Tribune Religion understands that after completing technical School, Mr Storr was posted at Stanyard Creek, Andros, as the headmaster of the All Age School, staying there for one year. In 1961 he entered the Bahamas Teachers College and on completion of studies there was posted as headmaster at the Rolle Town All Age School. In 1965 he was granted a Commonwealth Scholarship tenable at the University of Southampton to study mathematics.
Dr Walkine noted that on Mr Storr's return home he was posted at the George Town All Age School staying only for one term before being appointed as a mathematics lecturer at the Bahamas Teachers College in 1967. The following year he was given an in-service award to study in the Natural Science Division of the University of the West Indies.
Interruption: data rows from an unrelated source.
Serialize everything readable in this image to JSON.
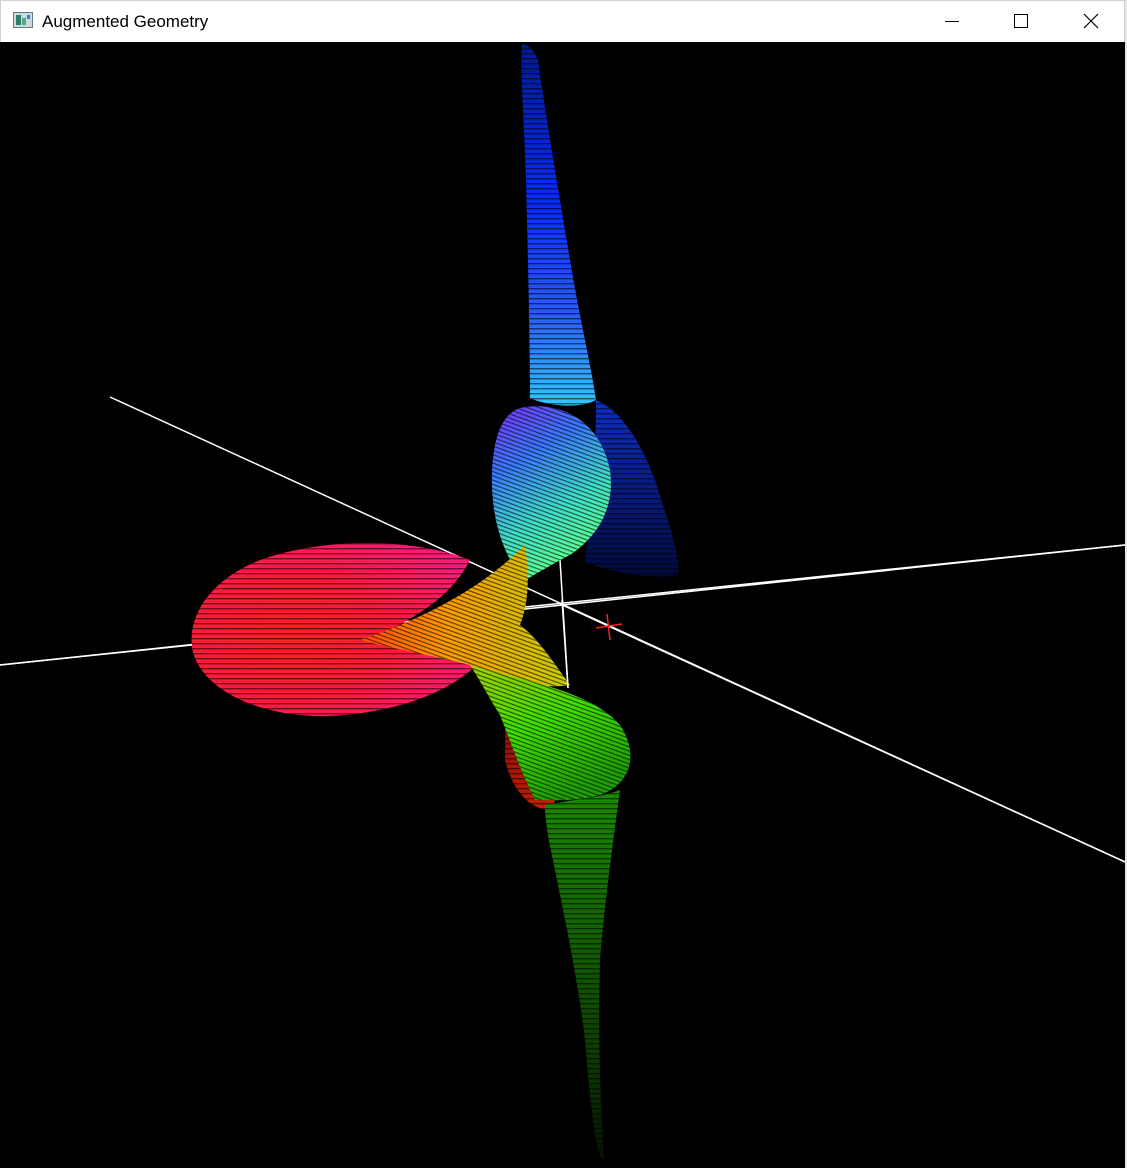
{
  "window": {
    "title": "Augmented Geometry",
    "icon": "app-window-icon"
  },
  "caption_buttons": [
    {
      "name": "minimize",
      "icon": "minimize-icon"
    },
    {
      "name": "maximize",
      "icon": "maximize-icon"
    },
    {
      "name": "close",
      "icon": "close-icon"
    }
  ],
  "scene": {
    "background_color": "#000000",
    "axis_color": "#ffffff",
    "cursor_color": "#ff2020",
    "surface_colors": {
      "red": "#ff1a1a",
      "pink": "#ff1a66",
      "orange": "#ff8000",
      "yellow": "#b3d000",
      "green": "#33e600",
      "dark_green": "#1a7a00",
      "cyan": "#40e0c0",
      "blue": "#1040ff",
      "violet": "#7a30ff"
    }
  }
}
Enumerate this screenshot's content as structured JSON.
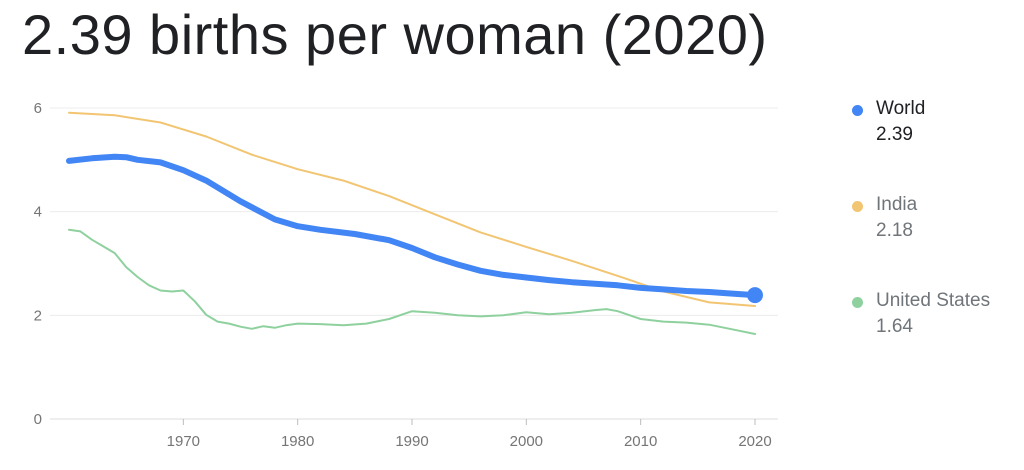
{
  "title": "2.39 births per woman (2020)",
  "chart_data": {
    "type": "line",
    "ylim": [
      0,
      6
    ],
    "xlim": [
      1960,
      2020
    ],
    "y_ticks": [
      0,
      2,
      4,
      6
    ],
    "x_ticks": [
      1970,
      1980,
      1990,
      2000,
      2010,
      2020
    ],
    "grid": true,
    "legend_position": "right",
    "highlight": {
      "series": "World",
      "x": 2020,
      "y": 2.39
    },
    "series": [
      {
        "name": "World",
        "value_label": "2.39",
        "color": "#4285f4",
        "width": 6,
        "x": [
          1960,
          1962,
          1964,
          1965,
          1966,
          1968,
          1970,
          1972,
          1975,
          1978,
          1980,
          1982,
          1985,
          1988,
          1990,
          1992,
          1994,
          1996,
          1998,
          2000,
          2002,
          2004,
          2006,
          2008,
          2010,
          2012,
          2014,
          2016,
          2018,
          2020
        ],
        "y": [
          4.98,
          5.03,
          5.06,
          5.05,
          5.0,
          4.95,
          4.8,
          4.6,
          4.2,
          3.85,
          3.72,
          3.65,
          3.57,
          3.45,
          3.3,
          3.12,
          2.98,
          2.86,
          2.78,
          2.73,
          2.68,
          2.64,
          2.61,
          2.58,
          2.53,
          2.5,
          2.47,
          2.45,
          2.42,
          2.39
        ]
      },
      {
        "name": "India",
        "value_label": "2.18",
        "color": "#f2c572",
        "width": 2,
        "x": [
          1960,
          1964,
          1968,
          1972,
          1976,
          1980,
          1984,
          1988,
          1992,
          1996,
          2000,
          2004,
          2008,
          2012,
          2016,
          2020
        ],
        "y": [
          5.91,
          5.86,
          5.72,
          5.45,
          5.1,
          4.82,
          4.6,
          4.3,
          3.95,
          3.6,
          3.32,
          3.05,
          2.76,
          2.46,
          2.25,
          2.18
        ]
      },
      {
        "name": "United States",
        "value_label": "1.64",
        "color": "#8fd19e",
        "width": 2,
        "x": [
          1960,
          1961,
          1962,
          1963,
          1964,
          1965,
          1966,
          1967,
          1968,
          1969,
          1970,
          1971,
          1972,
          1973,
          1974,
          1975,
          1976,
          1977,
          1978,
          1979,
          1980,
          1982,
          1984,
          1986,
          1988,
          1990,
          1992,
          1994,
          1996,
          1998,
          2000,
          2002,
          2004,
          2006,
          2007,
          2008,
          2010,
          2012,
          2014,
          2016,
          2018,
          2020
        ],
        "y": [
          3.65,
          3.62,
          3.46,
          3.33,
          3.2,
          2.93,
          2.74,
          2.58,
          2.48,
          2.46,
          2.48,
          2.27,
          2.01,
          1.88,
          1.84,
          1.78,
          1.74,
          1.79,
          1.76,
          1.81,
          1.84,
          1.83,
          1.81,
          1.84,
          1.93,
          2.08,
          2.05,
          2.0,
          1.98,
          2.0,
          2.06,
          2.02,
          2.05,
          2.1,
          2.12,
          2.08,
          1.93,
          1.88,
          1.86,
          1.82,
          1.73,
          1.64
        ]
      }
    ]
  }
}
After completing his degree he returned to the Bahamas Teachers College as a lecturer in mathematics.
" This institution would later become the College of The Bahamas and he a member of its formulating faculty. His pursuit of higher education was far from complete as he again was given another in-service award to study for his masters degree at the University of Loughborough England, but true to form he stayed on to pursue his doctoral degree in the philosophy of mathematics. All of Dr Storr's public service was not exclusively in teaching as he spent the years 1986 through 1993 in various capacities in the office of the prime minister of the Commonwealth of The Bahamas and would retire from the public service as a senior officer in the Parliamentary Registration Department,"
He notes that Mr Storr was fully persuaded throughout all of his life that it is the "fool" who says that "there is no God" so he nurtured his spiritual life much the same as he did his academic life. In 1967 having been earlier commissioned as a deacon in the Zion Baptist Church, East and Shirley Streets, he transferred his family's membership to the Mount Moriah Baptist Church on Farrington Road, Zion's first New Providence mission.
In the 1976 general Conference of the Zion United Baptist Convention he was ordained to the sacred gospel ministry. Faithfully and humbly serving the Mount Moriah community he was called on to act as its interim pastor on two occasions. Indeed he was presently serving when he went home to his reward on 09 August 2004.
"To Mary, he was the consummate husband and friend, to Merrit and Elvia a father like no other and to the Mount Moriah family, an example of a true servant of God," Mr Walkine stated.
"He never sought leadership but was always willing to rally to the call when he was needed most. A scholar trained in logic and deductive reasoning, he presented his sermons in clear argumentative style. He also loved music and shared his talent as a bass singer in the choir up until the time of his passing."
The establishment of this annual hymn festival, therefore, is to memorialize his legacy of willing and unselfish service and his keen interest in and love for church music.